代議院は、キプロス共和国の国民立法府として機能する。ギリシャ語では Βουλή των Αντιπροσώπων、トルコ語では Temsilciler Meclisi として広く知られている。国の唯一の民選議員による議院として、法令の制定、予算の承認、行政の監視において中心的な役割を担う。制度はキプロス共和国の憲法枠組みの中で運営され、国内問題および国際問題に関して他の国家機関と関わる。

構成と選挙制度

代議院の議員は、選挙区全体における各政党の勢力を反映するよう設計された比例代表制によって、定期的な5年ごとの選挙で選ばれる。この選挙制度は、得票を議席へと結びつけ、複数政党の代表を可能にすることを目的としている。憲法上の当初の設計では、ギリシャ系キプロス人とトルコ系キプロス人の共同体間での代表配分が想定されていたが、現在の実務では、議院はギリシャ系キプロス人共同体によって選出された代表を中心に機能している。

  • 選挙周期: 5年任期で、全国選挙は比例代表制で実施される(比例代表制)。
  • 共同体的取り決め: 憲法はギリシャ系とトルコ系の両共同体に議席を割り当てており、この特徴は法的枠組みの一部として残っている。
  • 現在の状況: トルコ系キプロス人に割り当てられた議席は、1964年以来空席のままである。

権限と機能

代議院は主たる立法権を行使し、法律を制定し、既存法を改正し、公的支出や租税措置を承認し、政府活動を監督する。また、議会の同意を必要とする国際協定を批准し、委員会活動や本会議での討議を通じて国内政策を監視する。こうした審議は、公的政策を形作るための重要な経路であり、国家の選挙による構成部分の中で政治的多様性を代表する手段でもある。

組織面では、代議院は議員によって選出される議長または院長、特定の政策分野を審査する常任委員会、そして法案の提出と可決の手順を定める議事規則によって運営される。議院は大統領府や閣僚会議と関わり、それらの निर्णयを精査し、場合によっては政府計画を実施するために必要な立法上の措置を認可する。

歴史的には、代議院はキプロス共和国を成立させた独立取り決めの下で設置された。
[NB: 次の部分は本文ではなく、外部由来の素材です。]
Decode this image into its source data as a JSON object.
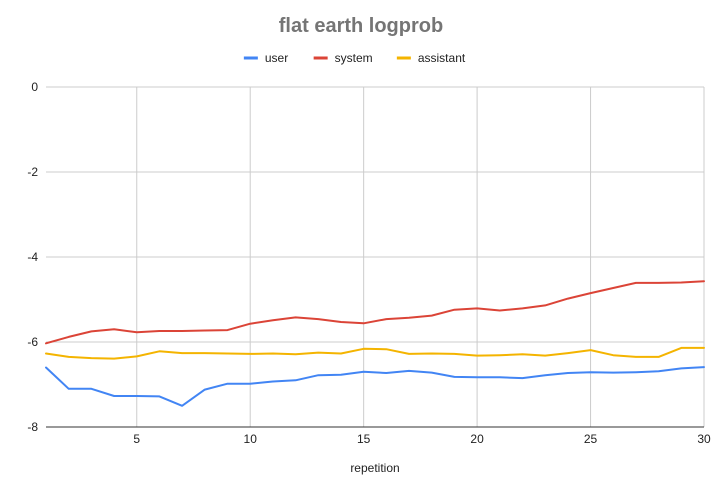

共同体間の緊張と1963年から1964年にかけての出来事により、トルコ系キプロス人代表は離脱し、それ以来、これらの留保議席は埋まっていない。この事実は、憲法改正や再統一をめぐる議論に今なお影響を与えている。この制度は、国際的に承認されたキプロス共和国における民主的代表の中心であり続け、統治、少数者の権利、さらには欧州統合や国際法に関連する事項を含め、外部の行為主体との関係をめぐる議論でも継続的な役割を果たしている(議会キプロス共和国)。